Customary Court’s importance in our legal system cannot be overemphasised. This is so because, these courts procedure and proceedings are simple and not alien to the rural people and almost all cases involving marriage, succession, inheritance, guardianship, custody of children, land matters in the rural areas and even some contractual relations are meant to be determined by the Customary Courts. Also, these grassroot courts are not courts that allow technicalities to override substantial justice. For instance, if certain technicalities are likely to cause hardships, the court will disregard them if the end of justice will be met; the unmitigated import of the above is that, the Customary Court is better positioned to dispense justice, simpliciter. Again, these courts are also important because they ensure that even those in rural areas and the less privileged get access to justice in a country like Nigeria where majority of the populace live in rural and unsophisticated communities.

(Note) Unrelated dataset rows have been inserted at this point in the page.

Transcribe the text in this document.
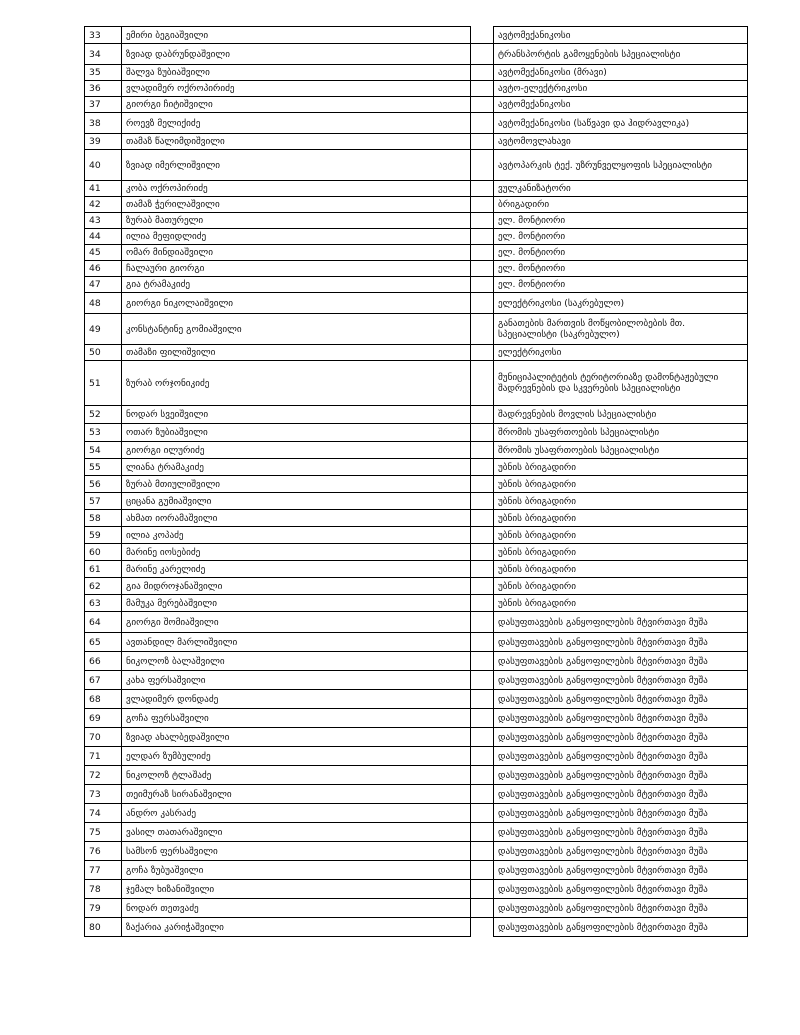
33	ემირი ბეგიაშვილი		ავტომექანიკოსი
34	ზვიად დაბრუნდაშვილი		ტრანსპორტის გამოყენების სპეციალისტი
35	შალვა ზუბიაშვილი		ავტომექანიკოსი (მრავი)
36	ვლადიმერ ოქროპირიძე		ავტო-ელექტრიკოსი
37	გიორგი ჩიტიშვილი		ავტომექანიკოსი
38	როევზ მელიქიძე		ავტომექანიკოსი (საწვავი და ჰიდრავლიკა)
39	თამაზ წალიმდიშვილი		ავტომოვლახავი
40	ზვიად იმერლიშვილი		ავტოპარკის ტექ. უზრუნველყოფის სპეციალისტი
41	კობა ოქროპირიძე		ვულკანიზატორი
42	თამაზ ჭერილაშვილი		ბრიგადირი
43	ზურაბ მათურელი		ელ. მონტიორი
44	ილია მეფიდლიძე		ელ. მონტიორი
45	ომარ მინდიაშვილი		ელ. მონტიორი
46	ჩალაური გიორგი		ელ. მონტიორი
47	გია ტრამაკიძე		ელ. მონტიორი
48	გიორგი ნიკოლაიშვილი		ელექტრიკოსი (საკრებულო)
49	კონსტანტინე გომიაშვილი		განათების მართვის მოწყობილობების მთ. სპეციალისტი (საკრებულო)
50	თამაზი ფილიშვილი		ელექტრიკოსი
51	ზურაბ ორჯონიკიძე		მუნიციპალიტეტის ტერიტორიაზე დამონტაჟებული შადრევნების და სკვერების სპეციალისტი
52	ნოდარ სვეიშვილი		შადრევნების მოვლის სპეციალისტი
53	ოთარ ზუბიაშვილი		შრომის უსაფრთოების სპეციალისტი
54	გიორგი ილურიძე		შრომის უსაფრთოების სპეციალისტი
55	ლიანა ტრამაკიძე		უბნის ბრიგადირი
56	ზურაბ მთიულიშვილი		უბნის ბრიგადირი
57	ციცანა გუმიაშვილი		უბნის ბრიგადირი
58	ახმათ იორამაშვილი		უბნის ბრიგადირი
59	ილია კოპაძე		უბნის ბრიგადირი
60	მარინე იოსებიძე		უბნის ბრიგადირი
61	მარინე კარელიძე		უბნის ბრიგადირი
62	გია მიდროჯანაშვილი		უბნის ბრიგადირი
63	მამუკა მერებაშვილი		უბნის ბრიგადირი
64	გიორგი შომიაშვილი		დასუფთავების განყოფილების მტვირთავი მუშა
65	ავთანდილ მარლიშვილი		დასუფთავების განყოფილების მტვირთავი მუშა
66	ნიკოლოზ ბალაშვილი		დასუფთავების განყოფილების მტვირთავი მუშა
67	კახა ფერსაშვილი		დასუფთავების განყოფილების მტვირთავი მუშა
68	ვლადიმერ დონდაძე		დასუფთავების განყოფილების მტვირთავი მუშა
69	გოჩა ფერსაშვილი		დასუფთავების განყოფილების მტვირთავი მუშა
70	ზვიად ახალბედაშვილი		დასუფთავების განყოფილების მტვირთავი მუშა
71	ელდარ ზუმბულიძე		დასუფთავების განყოფილების მტვირთავი მუშა
72	ნიკოლოზ ტლაშაძე		დასუფთავების განყოფილების მტვირთავი მუშა
73	თეიმურაზ სირანაშვილი		დასუფთავების განყოფილების მტვირთავი მუშა
74	ანდრო კასრაძე		დასუფთავების განყოფილების მტვირთავი მუშა
75	ვასილ თათარაშვილი		დასუფთავების განყოფილების მტვირთავი მუშა
76	სამსონ ფერსაშვილი		დასუფთავების განყოფილების მტვირთავი მუშა
77	გოჩა ზუბუაშვილი		დასუფთავების განყოფილების მტვირთავი მუშა
78	ჯემალ ხიზანიშვილი		დასუფთავების განყოფილების მტვირთავი მუშა
79	ნოდარ თეთვაძე		დასუფთავების განყოფილების მტვირთავი მუშა
80	ზაქარია კარიჭაშვილი		დასუფთავების განყოფილების მტვირთავი მუშა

On the pain of emphasis, this is a clarion call on parties and lawyers not to hesitant to file their cases before a Customary Court, and as well institute their appeals  before the Customary Court of Appeal in any matter that has a touch of custom. There can be no speck of controversy that, the Customary Court is better positioned to dispense quick, quality and ground breaking justice; especially in Ondo State where we currently have Legal Practitioners presiding on the bench of the Customary Court. It is not productive or profitable to fish for jurisdiction in other courts on matters that the Customary Court can as well exercise jurisdiction upon.

His Worship Adedeji Adebisi, HND(TRP), LL.B (Hons.), B.L, LL.M (Hons.) is the Presiding judge of a Grade “A” Customary Court and the Special Duties Officer to the President, Customary Coury of Appeal, Ondo State.